Les cinq disruptions de Trump 2.0

Emmanuel Ferry, Union Securities Switzerland SA

3 minutes de lecture

Donald Trump a remporté les élections sur un programme de changement. Les premières nominations confirment qu’il entend appliquer son agenda de rupture.


Nous identifions au moins cinq points de rupture qui seront structurants pour les perspectives d’investissement en 2025. Il y aura des incertitudes sur l’exécution, mais le point focal à court terme est la dimension disruptive et le coût supporté par le reste du monde.

1. Ajustements de la politique budgétaire et domination budgétaire sur la politique monétair

Trump prévoit de prolonger les dispositions de la loi de 2017 sur les réductions d'impôts et l'emploi (Tax Cuts and Jobs Act), qui expirent en 2025, et d'introduire de nouvelles réductions d'impôts pour les particuliers et les entreprises. Le Congressional Budget Office estime que la prolongation de ces réductions pourrait ajouter environ 4600Mds de dollars au déficit fédéral au cours de la prochaine décennie. Les réductions d'impôts proposées, sans réduction correspondante des dépenses, devraient augmenter le déficit fédéral. L'administration pourrait chercher à influencer les choix de la Réserve fédérale, notamment la fixation des taux des Fed Funds. De telles actions pourraient porter atteinte à l'indépendance de la banque centrale, ce qui entraînerait une volatilité accrue et une augmentation de la term premium sur les taux d’intérêt à 10 ans. Jerome Powell a affirmé qu'il ne démissionnerait pas si le président élu Donald Trump le lui demandait, soulignant que la loi ne permet pas au président de le destituer pour des désaccords politiques. Powell, dont le mandat actuel se termine en mai 2026, a réitéré son engagement à maintenir l'indépendance de la Fed face aux pressions politiques. Une mise sous tutelle implicite de la politique monétaire par la politique budgétaire pèserait immanquablement sur le dollar comme variable d’ajustement. Un tel triangle d’incompatibilité est très favorable aux actifs réels et anti-débasement monétaire, comme l’or et les cryptomonnaies.

2. Un tournant pour les cryptomonnaies

Donald Trump s'est présenté comme le candidat pro-cryptomonnaies durant sa campagne électorale. Trump veut positionner les États-Unis en tant qu'acteur majeur dans l'écosystème des cryptomonnaies, en favorisant l'innovation et en attirant les investissements dans ce secteur en pleine croissance. Il prévoit de réduire les réglementations fédérales sur les cryptomonnaies, notamment en remplaçant le président de la Securities and Exchange Commission (SEC), Gary Gensler, perçu comme trop strict envers le secteur. Il a évoqué durant sa campagne son souhait d’établir une réserve stratégique de Bitcoin et faire la promotion du minage sur le sol américain, visant à augmenter la part des États-Unis dans cette activité et à stimuler l'économie locale. Ce signal fort devrait contribuer à accélérer le processus d'institutionnalisation des cryptomonnaies et leur adoption dans la gestion de l’épargne, au moment où les craintes de débasement monétaire s’intensifient.
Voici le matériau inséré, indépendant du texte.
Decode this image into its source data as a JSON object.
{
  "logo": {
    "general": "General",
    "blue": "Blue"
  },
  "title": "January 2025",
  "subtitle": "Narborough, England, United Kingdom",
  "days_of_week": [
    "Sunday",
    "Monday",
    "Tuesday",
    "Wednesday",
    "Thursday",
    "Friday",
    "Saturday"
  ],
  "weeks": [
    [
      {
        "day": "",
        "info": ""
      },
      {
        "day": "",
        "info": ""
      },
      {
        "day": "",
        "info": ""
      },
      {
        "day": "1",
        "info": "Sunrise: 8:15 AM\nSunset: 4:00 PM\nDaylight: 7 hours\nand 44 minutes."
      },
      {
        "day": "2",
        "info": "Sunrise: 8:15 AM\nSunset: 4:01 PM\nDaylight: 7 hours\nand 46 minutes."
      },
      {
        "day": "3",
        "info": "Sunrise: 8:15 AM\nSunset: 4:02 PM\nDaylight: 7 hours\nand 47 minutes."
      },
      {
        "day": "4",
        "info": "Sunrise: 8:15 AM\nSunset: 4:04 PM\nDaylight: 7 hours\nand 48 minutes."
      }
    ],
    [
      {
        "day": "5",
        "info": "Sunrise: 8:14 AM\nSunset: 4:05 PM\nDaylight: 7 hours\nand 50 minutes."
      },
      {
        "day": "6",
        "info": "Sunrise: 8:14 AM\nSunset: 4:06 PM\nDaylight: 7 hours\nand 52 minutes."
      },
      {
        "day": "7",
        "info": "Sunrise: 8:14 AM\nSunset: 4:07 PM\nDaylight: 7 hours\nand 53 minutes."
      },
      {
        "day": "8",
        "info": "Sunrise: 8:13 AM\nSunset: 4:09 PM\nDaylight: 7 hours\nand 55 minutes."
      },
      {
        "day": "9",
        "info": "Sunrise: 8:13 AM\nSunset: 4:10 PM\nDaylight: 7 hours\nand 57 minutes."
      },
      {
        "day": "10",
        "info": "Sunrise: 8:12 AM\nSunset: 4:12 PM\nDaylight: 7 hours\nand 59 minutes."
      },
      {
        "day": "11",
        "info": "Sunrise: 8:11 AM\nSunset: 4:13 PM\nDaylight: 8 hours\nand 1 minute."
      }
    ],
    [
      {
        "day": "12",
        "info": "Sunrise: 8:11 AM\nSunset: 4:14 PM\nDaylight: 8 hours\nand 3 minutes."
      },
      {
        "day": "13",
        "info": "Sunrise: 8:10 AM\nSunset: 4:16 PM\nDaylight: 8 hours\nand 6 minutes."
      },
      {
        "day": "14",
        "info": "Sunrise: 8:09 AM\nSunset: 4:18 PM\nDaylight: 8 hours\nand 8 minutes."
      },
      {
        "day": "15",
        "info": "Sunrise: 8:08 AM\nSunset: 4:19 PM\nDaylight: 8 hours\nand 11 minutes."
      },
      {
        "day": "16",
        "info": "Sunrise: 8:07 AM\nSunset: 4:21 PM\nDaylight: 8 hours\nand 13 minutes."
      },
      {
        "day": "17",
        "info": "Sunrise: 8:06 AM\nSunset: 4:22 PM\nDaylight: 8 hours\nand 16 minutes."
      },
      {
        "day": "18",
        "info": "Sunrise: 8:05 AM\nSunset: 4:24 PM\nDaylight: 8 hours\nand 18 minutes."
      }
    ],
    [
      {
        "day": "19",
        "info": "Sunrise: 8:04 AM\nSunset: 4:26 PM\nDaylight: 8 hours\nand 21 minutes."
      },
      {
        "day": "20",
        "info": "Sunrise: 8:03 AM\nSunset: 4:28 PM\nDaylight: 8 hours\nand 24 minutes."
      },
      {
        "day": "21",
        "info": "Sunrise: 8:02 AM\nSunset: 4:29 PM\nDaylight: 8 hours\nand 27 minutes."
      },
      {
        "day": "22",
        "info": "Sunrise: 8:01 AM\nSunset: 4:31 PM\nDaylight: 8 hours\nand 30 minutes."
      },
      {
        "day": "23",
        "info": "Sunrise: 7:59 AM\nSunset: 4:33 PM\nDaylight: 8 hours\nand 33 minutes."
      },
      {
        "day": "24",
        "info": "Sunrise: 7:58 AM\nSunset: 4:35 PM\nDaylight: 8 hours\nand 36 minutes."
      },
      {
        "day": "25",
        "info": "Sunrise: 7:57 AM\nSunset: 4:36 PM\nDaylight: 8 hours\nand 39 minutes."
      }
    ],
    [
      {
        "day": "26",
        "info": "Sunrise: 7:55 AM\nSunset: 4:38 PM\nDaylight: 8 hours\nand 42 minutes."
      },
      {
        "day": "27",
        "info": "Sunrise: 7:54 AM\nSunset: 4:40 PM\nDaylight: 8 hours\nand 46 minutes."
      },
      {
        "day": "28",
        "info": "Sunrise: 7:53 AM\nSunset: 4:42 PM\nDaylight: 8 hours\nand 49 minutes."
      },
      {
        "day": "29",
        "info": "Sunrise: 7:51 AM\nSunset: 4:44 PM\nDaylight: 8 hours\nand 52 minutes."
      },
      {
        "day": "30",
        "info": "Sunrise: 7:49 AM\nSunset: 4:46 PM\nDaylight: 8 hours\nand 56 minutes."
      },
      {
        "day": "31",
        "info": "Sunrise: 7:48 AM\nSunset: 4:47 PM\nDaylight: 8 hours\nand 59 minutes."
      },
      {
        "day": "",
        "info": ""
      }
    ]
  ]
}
L’agenda America First sera rapidement implémenté, avec des ruptures profondes, tant domestiques qu’internationales. 

3. Une intensification de la guerre commerciale

L’administration a l’intention d’imposer un tarif de base universel de 10% sur toutes les importations, avec des taux plus élevés pour certains pays, notamment un tarif de 60% proposé sur les produits chinois. De telles mesures devraient perturber les chaînes d’approvisionnement mondiales et augmenter les coûts des intrants pour les entreprises américaines qui dépendent des matériaux importés. Des droits de douane élevés sont susceptibles d’entraîner une hausse des prix à la consommation, contribuant à ranimer des pressions inflationnistes. Dans les faits, la hausse des tarifs pourrait être ciblée, notamment concernant les déséquilibres commerciaux les plus importants. Cela aura des conséquences sur l’inflation, mais pourrait à l’inverse renforcer le dollar. La leçon de 2018, lorsque les Etats-Unis avaient imposé des droits de douane à la Chine de 25%, est que la monnaie du pays soumis aux droits de douane se déprécie pour compenser l’impact sur la compétitivité. La guerre commerciale pourrait créer du désordre monétaire dans les pays à fort excédent commercial vis-à-vis des Etats-Unis.
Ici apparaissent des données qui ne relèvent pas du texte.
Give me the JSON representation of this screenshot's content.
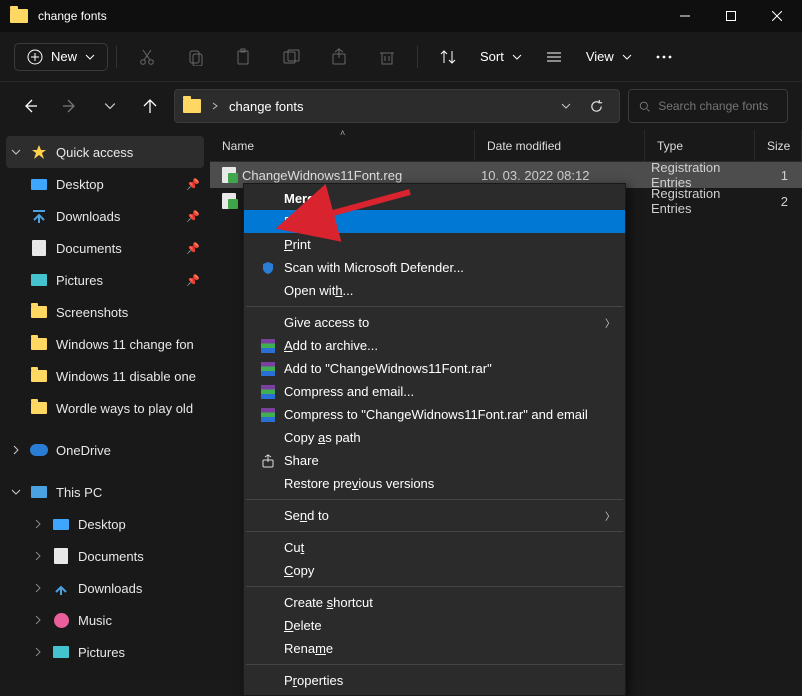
{
  "window": {
    "title": "change fonts"
  },
  "toolbar": {
    "new": "New",
    "sort": "Sort",
    "view": "View"
  },
  "address": {
    "crumb": "change fonts",
    "search_placeholder": "Search change fonts"
  },
  "columns": {
    "name": "Name",
    "date": "Date modified",
    "type": "Type",
    "size": "Size"
  },
  "files": [
    {
      "name": "ChangeWidnows11Font.reg",
      "date": "10. 03. 2022 08:12",
      "type": "Registration Entries",
      "size": "1"
    },
    {
      "name": "",
      "date": "",
      "type": "Registration Entries",
      "size": "2"
    }
  ],
  "sidebar": {
    "quick": "Quick access",
    "items": [
      "Desktop",
      "Downloads",
      "Documents",
      "Pictures",
      "Screenshots",
      "Windows 11 change fon",
      "Windows 11 disable one",
      "Wordle ways to play old"
    ],
    "onedrive": "OneDrive",
    "thispc": "This PC",
    "pcitems": [
      "Desktop",
      "Documents",
      "Downloads",
      "Music",
      "Pictures"
    ]
  },
  "context": {
    "merge": "Merge",
    "edit": "Edit",
    "print": "Print",
    "scan": "Scan with Microsoft Defender...",
    "openwith": "Open with...",
    "giveaccess": "Give access to",
    "addarchive": "Add to archive...",
    "addto": "Add to \"ChangeWidnows11Font.rar\"",
    "compressemail": "Compress and email...",
    "compressto": "Compress to \"ChangeWidnows11Font.rar\" and email",
    "copypath": "Copy as path",
    "share": "Share",
    "restore": "Restore previous versions",
    "sendto": "Send to",
    "cut": "Cut",
    "copy": "Copy",
    "shortcut": "Create shortcut",
    "delete": "Delete",
    "rename": "Rename",
    "properties": "Properties"
  }
}
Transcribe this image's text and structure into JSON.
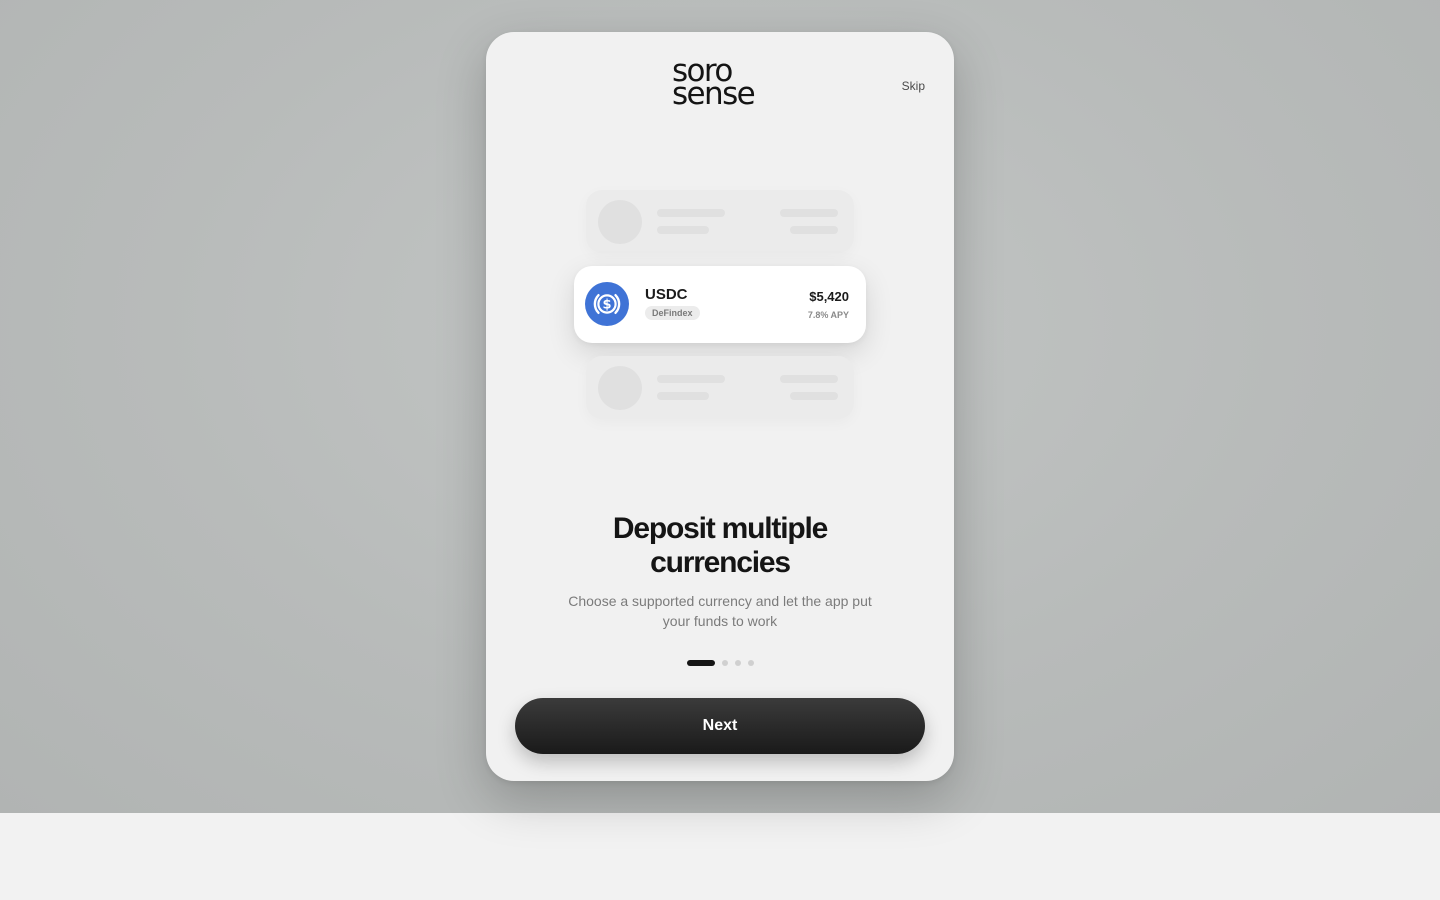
{
  "brand": {
    "logo_line1": "soro",
    "logo_line2": "sense"
  },
  "header": {
    "skip_label": "Skip"
  },
  "asset_card": {
    "coin_icon": "usdc-icon",
    "coin_color": "#3f73d6",
    "name": "USDC",
    "tag": "DeFindex",
    "amount": "$5,420",
    "apy": "7.8% APY"
  },
  "onboarding": {
    "title_line1": "Deposit multiple",
    "title_line2": "currencies",
    "subtitle_line1": "Choose a supported currency and let the app put",
    "subtitle_line2": "your funds to work",
    "total_steps": 4,
    "current_step": 1
  },
  "actions": {
    "next_label": "Next"
  }
}
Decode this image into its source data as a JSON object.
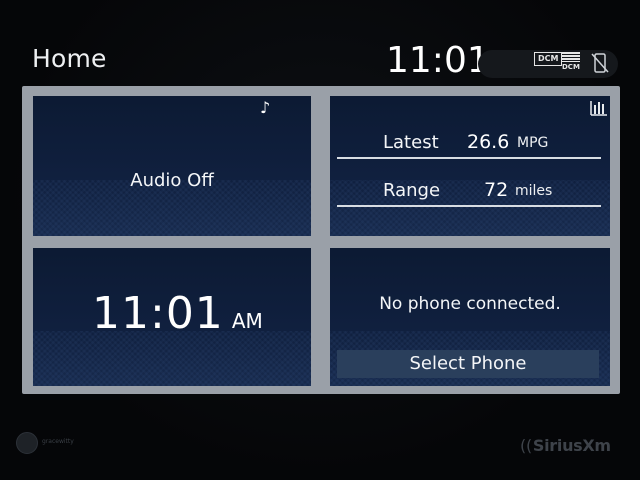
{
  "header": {
    "title": "Home",
    "clock": "11:01",
    "dcm_badge": "DCM",
    "dcm_signal_label": "DCM"
  },
  "icons": {
    "music": "music-note-icon",
    "equalizer": "bar-graph-icon",
    "phone_status": "phone-disconnected-icon",
    "dcm": "dcm-icon"
  },
  "audio_tile": {
    "label": "Audio Off",
    "icon_glyph": "♪"
  },
  "fuel_tile": {
    "rows": [
      {
        "label": "Latest",
        "value": "26.6",
        "unit": "MPG"
      },
      {
        "label": "Range",
        "value": "72",
        "unit": "miles"
      }
    ]
  },
  "clock_tile": {
    "time": "11:01",
    "ampm": "AM"
  },
  "phone_tile": {
    "message": "No phone connected.",
    "button_label": "Select Phone"
  },
  "footer": {
    "brand_logo_text": "SiriusXm",
    "watermark_text": "gracewitty"
  },
  "colors": {
    "tile_bg": "#10203f",
    "frame": "#9aa0a8",
    "button_bg": "#2a3f5c",
    "screen_bg": "#050608"
  }
}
4. Des effets sectoriels immédiats liés à un nouveau cycle de déréglementation dans l’énergie

Ces mesures reflètent une orientation vers une indépendance énergétique basée sur les combustibles fossiles, avec une diminution de l'engagement envers les énergies renouvelables et les initiatives de lutte contre le changement climatique. Trump a promis de relancer le slogan «drill, baby, drill» en augmentant le forage pétrolier et gazier sur les terres fédérales et offshore. Il prévoit de faciliter la construction de pipelines et d'autres infrastructures énergétiques pour soutenir cette augmentation de production. Trump envisage de retirer les États-Unis de l'Accord de Paris sur le climat et d'annuler les réglementations visant à réduire les émissions de gaz à effet de serre. Des incitations financières sont prévues pour les producteurs de charbon, de pétrole et de gaz naturel afin de stimuler la production nationale. Il prévoit de mettre fin aux subventions fédérales pour les projets d'énergies éolienne et solaire.
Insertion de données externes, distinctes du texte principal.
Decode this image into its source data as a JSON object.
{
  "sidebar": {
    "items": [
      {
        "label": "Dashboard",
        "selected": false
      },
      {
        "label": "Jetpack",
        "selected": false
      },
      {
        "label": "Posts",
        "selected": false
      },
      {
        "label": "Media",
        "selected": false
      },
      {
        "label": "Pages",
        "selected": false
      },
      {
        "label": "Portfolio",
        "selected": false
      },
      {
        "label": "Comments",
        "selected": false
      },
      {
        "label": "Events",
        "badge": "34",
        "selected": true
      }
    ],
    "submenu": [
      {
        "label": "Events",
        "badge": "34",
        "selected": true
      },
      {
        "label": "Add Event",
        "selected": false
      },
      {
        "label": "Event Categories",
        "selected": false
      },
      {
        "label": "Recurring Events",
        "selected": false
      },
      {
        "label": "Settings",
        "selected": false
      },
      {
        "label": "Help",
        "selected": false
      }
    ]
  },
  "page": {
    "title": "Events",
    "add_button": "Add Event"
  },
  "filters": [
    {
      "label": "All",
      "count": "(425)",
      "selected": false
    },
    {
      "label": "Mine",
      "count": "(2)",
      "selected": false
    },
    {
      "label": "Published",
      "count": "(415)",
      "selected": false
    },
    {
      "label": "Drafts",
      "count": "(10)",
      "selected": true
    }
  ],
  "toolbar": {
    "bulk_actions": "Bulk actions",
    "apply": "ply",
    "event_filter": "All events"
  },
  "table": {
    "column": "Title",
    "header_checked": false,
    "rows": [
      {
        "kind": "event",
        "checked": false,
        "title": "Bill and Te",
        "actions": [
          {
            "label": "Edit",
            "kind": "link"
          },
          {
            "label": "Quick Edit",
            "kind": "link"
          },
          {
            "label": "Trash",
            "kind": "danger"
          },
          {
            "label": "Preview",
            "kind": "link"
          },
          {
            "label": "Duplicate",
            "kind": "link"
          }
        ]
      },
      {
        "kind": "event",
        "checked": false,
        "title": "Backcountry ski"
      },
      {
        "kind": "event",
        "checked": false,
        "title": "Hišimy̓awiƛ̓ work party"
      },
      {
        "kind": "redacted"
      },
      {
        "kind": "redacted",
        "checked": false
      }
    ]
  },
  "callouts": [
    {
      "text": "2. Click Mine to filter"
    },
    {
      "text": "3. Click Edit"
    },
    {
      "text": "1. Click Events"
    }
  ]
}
5. Des gains de productivité via une accélération des opérations de fusions et acquisitions

La prolongation du cycle américain et le financement des déficits dépendront de la capacité à maintenir une progression soutenue des gains de productivité. Cela passe par des réformes du marché du travail, de la déréglementation et de l’innovation. Le programme de Trump pourrait stimuler les activités de fusions et acquisitions (M&A) aux États-Unis, un élément de soutien pour les Small&Mid Caps. Des réductions d'impôts et des incitations fiscales pourraient améliorer la trésorerie des entreprises, les rendant plus enclines à financer des acquisitions. Cela peut particulièrement dynamiser les secteurs à forte intensité en capital, comme l'industrie, la technologie et l'énergie. Trump a promis de poursuivre la déréglementation dans divers secteurs, tels que l'énergie, la finance, et la technologie. Une réduction de la bureaucratie et des obstacles réglementaires peut rendre les opérations de M&A plus fluides et moins coûteuses. En rendant le cadre réglementaire moins contraignant, les entreprises pourraient être plus motivées à se lancer dans des transactions de grande envergure. Une approche plus permissive sur le plan de la réglementation antitrust pourrait permettre des mégafusions, notamment parmi les entreprises technologiques cherchant à renforcer leurs capacités en intelligence artificielle, cybersécurité, et cloud computing. La levée de restrictions sur les combustibles fossiles et le soutien à l'industrie pétrolière et gazière pourraient stimuler les fusions dans ces secteurs. Avec une déréglementation accrue, les banques régionales pourraient se consolider pour faire face à la concurrence des grandes institutions financières.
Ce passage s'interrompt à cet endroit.